"Mereka (Brimob dan Sabhara) baru lulus pendidikan lima bulan lalu, jadi itu polisi baru. Satuan Brimob lulusan pendidikan dari Jawa Timur sementara Sabhara dari Purwokerto," kata Kapolda, Kamis (25/07/2013) dini hari.
Seperti diberitakan, puluhan oknum polisi yang diduga anggota Brimob Polda Jateng menyerang markas Direktorat Sabhara Polda Jateng di Mijen, Semarang, Kamis (25/07/2013) sekitar pukul 00.00 WIB. Belum diketahui pasti latar belakang penyerangan.
Saat dikonfirmasi, Kapolda Jateng, Irjen Pol Dwi Priyatno mengatakan, ada sejumlah anggota yang terluka.
"Luka lecet-lecet kena pukulan, ada yang kena kursi," kata Priyatno kepada Tribun Jateng.
Kapolda menambahkan, peristiwa ini dikarenakan miskomunikasi. Kapolda tidak menjelaskan miskomunikasi tersebut. "Tidak ada yang dibawa ke rumah sakit," tambahnya.
Lalu, apakah pelakunya sudah ditangkap? "Saat ini mereka sedang diapelkan di markas brimob. Sudah kami amankan dan mintai keterangan. Maaf, saya masih di lokasi dan sedang memeriksa kondisi lapangan," kata kapolda kemudian menutup teleponnya.
Aksi baku hantam anggota Satuan Brimob dengan Sabhara di Gedung Direktorat Sabhara Polda Jawa Tengah, Rabu (24/7/2013) malam, dilakukan para polisi yang baru lulus Sekolah Polisi Negara (SPN).
Hal ini patut menjadi perhatian, karena pendidikan kedisiplinan yang mereka dapatkan selama enam bulan, seharusnya masih melekat di benak mereka.
Lalu, kenapa bisa terjadi peristiwa memalukan tersebut? Apakah pendidikan bintara kepolisian terlalu cepat? Sehingga, dalam pencetakan anggota Polri, terutama anggota-anggota yang akan diterjunkan menghadapi masyarakat, kurang terbina mental dan emosinya?

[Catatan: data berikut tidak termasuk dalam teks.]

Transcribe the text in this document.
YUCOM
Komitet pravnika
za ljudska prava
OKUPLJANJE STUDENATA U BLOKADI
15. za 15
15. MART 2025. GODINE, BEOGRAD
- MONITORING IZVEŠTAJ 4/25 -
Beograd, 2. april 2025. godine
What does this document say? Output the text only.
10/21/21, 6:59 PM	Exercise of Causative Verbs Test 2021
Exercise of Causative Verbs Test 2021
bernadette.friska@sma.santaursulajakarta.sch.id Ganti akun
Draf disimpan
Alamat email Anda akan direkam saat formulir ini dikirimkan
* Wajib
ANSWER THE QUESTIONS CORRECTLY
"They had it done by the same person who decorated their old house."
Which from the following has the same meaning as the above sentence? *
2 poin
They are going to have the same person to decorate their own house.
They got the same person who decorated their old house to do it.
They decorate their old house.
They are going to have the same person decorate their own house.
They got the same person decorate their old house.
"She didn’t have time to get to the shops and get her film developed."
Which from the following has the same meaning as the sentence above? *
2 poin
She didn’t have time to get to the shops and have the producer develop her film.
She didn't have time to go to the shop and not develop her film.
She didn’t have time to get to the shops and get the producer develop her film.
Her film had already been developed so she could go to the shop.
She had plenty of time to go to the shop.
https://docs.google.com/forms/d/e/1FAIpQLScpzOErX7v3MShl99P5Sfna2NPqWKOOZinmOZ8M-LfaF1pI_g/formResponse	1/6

Menyikapi hal tersebut, Kepala Divisi Humas Polri Irjen Ronny Franky Sompie mengungkapkan, pendidikan di SPN di bawah polda, sudah diupayakan untuk memberikan pengasuhan dalam rangka menggembleng moral, mental, serta spiritual para bintara.
“Selain pendidikan kepolisian, pelatihan baris berbaris, serta kemampuan lain, ada pola-pola pengasuhan yang melatih sikap mental mereka. Kedisiplinan itu melatih sikap mental yang bersahabat, bersosial dengan kawannya, terutama dengan masyarakat,” jelas Ronny di Mabes Polri, Jakarta Selatan, Kamis (25/7/2013).
“Peristiwa ini jadi evaluasi. Sebenarnya, pelajaran dan pelatihan tidak pernah berhenti di kepolisian. Mulai saat apel pagi, siang, dan pelaksanaan tugas, pembinaan mental spiritual diberikan oleh pimpinan,” tutur Ronny.
Kepolisian saat ini harus mencetak 50 ribu anggota Polri hingga 2014, untuk mengantisipasi kekurangan personel guna menjaga keamanan dan ketertiban.
Sebagai pengayom, pelindung, dan pelayan masyarakat, anggota Polri perlu menunjukkan sikap yang baik di mata masyarakat, terutama penguasaan emosi, supaya konflik antara masyarakat dan Polri dapat terhindar saat melakukan pengamanan.
Ronny memaparkan, Bripda-Bripda yang terlibat dalam insiden di Mapolda Jawa Tengah, dididik selama enam bulan. Mereka merupakan Bripda baru yang bertugas di Polda Jateng.
Menurut jenderal polisi bintang dua, isi BlackBerry Messenger (BBM) yang diterima anggota Satuan Brimob Polda Jawa Tengah, semacam menantang temannya sendiri.
Tapi, sebetulnya kalau dibaca secara rendah hati, isi BBM merupakan guyon di antara mereka. Itu menunjukan kurangnya penguasaan emosi para polisi baru.
“Mungkin saja mereka baru menyelesaikan suatu tugas, sehingga terbawa situasi yang kurang baik saat bertugas,” cetus Ronny.